元和6年(1620)、聖林山本蓮寺は開創されました。この400年の間に、に本蓮寺は2度の大火を経験しました。最近は原爆による災害ですが、日蓮上人像は2度ともその難を逃れることができ、戦後補修を施しましてお座りになっています。
この400年の激動の時代をしっかり心に刻まれたことでしょう。その上で、現在の世を静かに見つめる瞳が、当山本堂にあって輝いているのです。

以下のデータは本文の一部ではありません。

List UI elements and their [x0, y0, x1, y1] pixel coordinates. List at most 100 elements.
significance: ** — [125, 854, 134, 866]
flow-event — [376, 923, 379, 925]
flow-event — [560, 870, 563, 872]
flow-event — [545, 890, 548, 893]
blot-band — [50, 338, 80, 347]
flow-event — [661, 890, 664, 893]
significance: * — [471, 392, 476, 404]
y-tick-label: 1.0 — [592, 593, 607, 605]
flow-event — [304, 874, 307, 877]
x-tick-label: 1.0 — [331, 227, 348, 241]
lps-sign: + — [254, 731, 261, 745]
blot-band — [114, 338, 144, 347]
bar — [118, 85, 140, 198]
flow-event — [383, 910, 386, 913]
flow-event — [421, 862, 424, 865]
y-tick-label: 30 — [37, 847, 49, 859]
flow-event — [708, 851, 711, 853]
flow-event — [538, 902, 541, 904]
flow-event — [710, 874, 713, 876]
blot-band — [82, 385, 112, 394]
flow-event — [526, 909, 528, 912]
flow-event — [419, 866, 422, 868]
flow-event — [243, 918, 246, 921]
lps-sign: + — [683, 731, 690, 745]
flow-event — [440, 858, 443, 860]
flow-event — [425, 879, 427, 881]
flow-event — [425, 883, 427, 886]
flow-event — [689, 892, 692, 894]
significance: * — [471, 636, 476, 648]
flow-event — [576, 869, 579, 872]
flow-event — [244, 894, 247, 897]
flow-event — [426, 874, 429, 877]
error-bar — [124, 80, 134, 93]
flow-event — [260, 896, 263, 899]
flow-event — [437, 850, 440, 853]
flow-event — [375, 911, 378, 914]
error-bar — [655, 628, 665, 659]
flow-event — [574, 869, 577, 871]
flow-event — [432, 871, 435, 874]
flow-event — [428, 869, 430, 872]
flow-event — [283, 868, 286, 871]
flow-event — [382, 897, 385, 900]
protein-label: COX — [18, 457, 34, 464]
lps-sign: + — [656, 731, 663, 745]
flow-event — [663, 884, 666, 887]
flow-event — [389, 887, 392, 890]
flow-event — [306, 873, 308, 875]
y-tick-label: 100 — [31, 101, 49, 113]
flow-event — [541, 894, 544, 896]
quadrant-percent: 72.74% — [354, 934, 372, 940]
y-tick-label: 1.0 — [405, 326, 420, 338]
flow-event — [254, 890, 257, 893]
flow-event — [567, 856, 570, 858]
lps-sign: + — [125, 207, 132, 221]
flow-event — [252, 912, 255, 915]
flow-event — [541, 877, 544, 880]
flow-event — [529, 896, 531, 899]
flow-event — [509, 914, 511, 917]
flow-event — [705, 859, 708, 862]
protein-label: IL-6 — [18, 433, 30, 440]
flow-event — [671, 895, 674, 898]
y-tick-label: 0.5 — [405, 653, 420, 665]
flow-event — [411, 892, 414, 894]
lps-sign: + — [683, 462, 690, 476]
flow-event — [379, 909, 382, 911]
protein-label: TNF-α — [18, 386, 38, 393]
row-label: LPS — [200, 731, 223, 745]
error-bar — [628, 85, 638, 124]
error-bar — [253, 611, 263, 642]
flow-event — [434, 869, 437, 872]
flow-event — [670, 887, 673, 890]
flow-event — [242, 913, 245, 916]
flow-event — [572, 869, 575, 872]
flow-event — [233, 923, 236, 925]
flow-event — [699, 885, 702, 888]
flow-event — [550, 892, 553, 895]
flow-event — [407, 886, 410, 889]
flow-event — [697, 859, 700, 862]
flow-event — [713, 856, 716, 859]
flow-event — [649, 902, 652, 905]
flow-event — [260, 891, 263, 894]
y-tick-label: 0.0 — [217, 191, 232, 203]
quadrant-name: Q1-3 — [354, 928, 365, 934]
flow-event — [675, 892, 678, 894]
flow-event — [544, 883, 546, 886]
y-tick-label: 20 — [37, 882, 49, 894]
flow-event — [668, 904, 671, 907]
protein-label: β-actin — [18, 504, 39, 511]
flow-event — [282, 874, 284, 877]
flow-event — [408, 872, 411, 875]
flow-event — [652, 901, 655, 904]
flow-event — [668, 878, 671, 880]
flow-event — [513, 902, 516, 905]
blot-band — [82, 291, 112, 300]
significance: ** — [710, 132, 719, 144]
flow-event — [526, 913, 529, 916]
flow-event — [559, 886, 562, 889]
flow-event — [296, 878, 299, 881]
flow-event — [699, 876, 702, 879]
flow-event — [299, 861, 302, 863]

納骨堂にまつられている開山上人(左)と聖林院様(右)
日蓮宗について
日蓮宗とは、身延山を信仰の中心として、日蓮聖人の教えを継承する宗団です。
日蓮聖人は、お釈迦様が説かれた【法華経】を第一にされ、南無妙法蓮華経という【お題目】の信仰こそが末代の人々を救う唯一の方法であることを明らかにされました。


本蓮寺の銅像様について
昭和54年、日蓮聖人第700回遠忌記念として建立されました。製作をお願いしたのは、富山県高岡市の老師製作所です。当山から長崎の港を睨んで、長崎の安寧を引き受けておられるかのようです。

江戸から箱根の山を越えて長崎へ
〜本蓮寺の日蓮聖人座像〜
本蓮寺建立の頃から鎮座されている日蓮聖人座像。本瑞院日惠上人が徳川秀忠公から拝領し、布教の際に守り刀とした脇差と共に、江戸から箱根の関所を通ってはるばる長崎の地に運ばれました。
江戸と昭和、2度の大火を免れ・・・
この座像は、2度の大火を経験されています。1度目は元禄11年(1698)4月23日に起こった元禄の大火(末次火事)。未明に興善町の末次七郎兵衛宅から出火し、強風によって大火となり、午後4時に鎮火するまで約12時間も燃え続けたそうです。折しも、座像は本堂の工事のために別の場所に移していたため、ご無事だったといわれています。
2度目は、昭和20年8月9日、午前11時2分、原子爆弾が投下された時です。その威力はすさまじく、一撃で死者73,884人、重軽傷者74,909人、合わせて148,793人もの犠牲者を出しました。被曝直後、本蓮寺の本堂は傾き、庫裡は全壊しました。その中にあって、当時の住職の妻である坊守が血だらけになって座像を助け出し、裏山を倒けつ転びつ、山の上まで避難したそうです。ですから、400年の昔から、静かに私たちを見守っておられるのです。

平和を祈り、響く音色
〜本蓮寺の鐘楼〜
現在の鐘楼は、昭和49年9月9日に再鋳されたものです。朝7時と夕方6時に毎日鐘を撞いています。
当山33世梅洞院日浩上人の時、第2次世界大戦中で日本は金属を供出しなければなりませんでした。そこで、本蓮寺は梵鐘を出し、階段の手すりを外して、同でできた燈籠までも供出しました。長い階段の手すりがなくなってしまったため、ご高齢の方がお参りする際はきっと難儀されたことでしょう。
再鋳された鐘楼は、そんな時代が二度と来ないようにとの願いを込めて、8月9日の原爆の日や8月15日の終戦の日、そして毎日の時報として、平和を祈り、重厚な音色を響かせています。